Multi-instrumentalist Liz Harris, under her Grouper alias, emerged from the mists of ambient drone experimentation with Dragging a Dead Deer Up a Hill (2008). This was her fifth album, an open wound disguised as lullabies. She strips back the denser fog of her earlier work but retains the soft veils of reverb. It’s more than a little haunting. Acoustic guitar and piano guide us gently through a thicket of barely audible memories. “Heavy Water / I’d Rather Be Sleeping” sounds like a hymn remembered through grief. Harris doesn’t sing to us so much as near us, her voice flickering in and out like light peeking through tree leaves. “Invisible” is the closest thing to an actual song and it’s delicately beautiful, in contrast to “When We Fail,” so light and airy it barely occupies space. Tracks bleed at the edges into one another, not from apathy, but from an insistence that life isn’t so rigid, it’s malleable with the seasons, with moods. The tired sounding wisdom at its core transforms into calm endurance.

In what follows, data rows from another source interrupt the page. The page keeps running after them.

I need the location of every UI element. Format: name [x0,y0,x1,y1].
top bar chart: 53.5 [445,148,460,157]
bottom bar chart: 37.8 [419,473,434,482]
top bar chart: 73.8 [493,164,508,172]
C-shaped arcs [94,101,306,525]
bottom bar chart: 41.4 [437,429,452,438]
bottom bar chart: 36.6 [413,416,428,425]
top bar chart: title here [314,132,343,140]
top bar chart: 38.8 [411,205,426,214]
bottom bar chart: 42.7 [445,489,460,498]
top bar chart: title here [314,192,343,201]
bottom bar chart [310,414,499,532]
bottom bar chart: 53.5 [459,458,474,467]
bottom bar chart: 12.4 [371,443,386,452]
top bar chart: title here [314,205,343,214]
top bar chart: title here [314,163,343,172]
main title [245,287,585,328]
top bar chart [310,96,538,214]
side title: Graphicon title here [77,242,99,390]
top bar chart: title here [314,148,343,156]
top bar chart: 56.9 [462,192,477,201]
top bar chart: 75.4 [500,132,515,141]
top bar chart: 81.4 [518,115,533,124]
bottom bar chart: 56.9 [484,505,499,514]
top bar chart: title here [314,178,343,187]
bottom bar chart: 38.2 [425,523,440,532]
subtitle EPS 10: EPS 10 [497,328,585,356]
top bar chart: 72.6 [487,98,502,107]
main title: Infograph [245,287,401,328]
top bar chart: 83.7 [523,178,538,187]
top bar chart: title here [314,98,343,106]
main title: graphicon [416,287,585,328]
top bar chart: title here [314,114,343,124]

Ethel Cain Album Review — 'Perverts' - InBetweenDrafts

Ethel Cain’s Perverts (2025) arrived as a passion project, standing alone, outside the dense lore of her Preacher’s Daughter debut. Cain whispers too but primarily she stalks us. Harris peered inward, whereas Cain reached out and touched the electric fences, curling her fingers through its links. Her world is part southern gothic séance, part apocalyptic dirge. The industrialised hum of field recordings, hymnal fragments, and unsettling confessions fester within their own murkier realm. “Punish” opens with a fragile piano and ends in an unholy collapse. “Housofpsychoticwomn” is oppressively claustrophobic and “Amber Waves” is a beautifully soft attempt at imbuing hope. But there are no pop-adjacent moments here, just existential dread and sacred decay. Her outsider folk incantations refract pain and ultimately give some form of catharsis. She shares her own nightmares by pushing ambient minimalism towards emotional maximalism and we feel these songs like heavy weights on the chest, like emerging from drowning water and taking that hard, first breath. Neither album simply passes the time. They both mark it, slowing it down. They acknowledge the world’s hurt in detail and prepare the way for healing.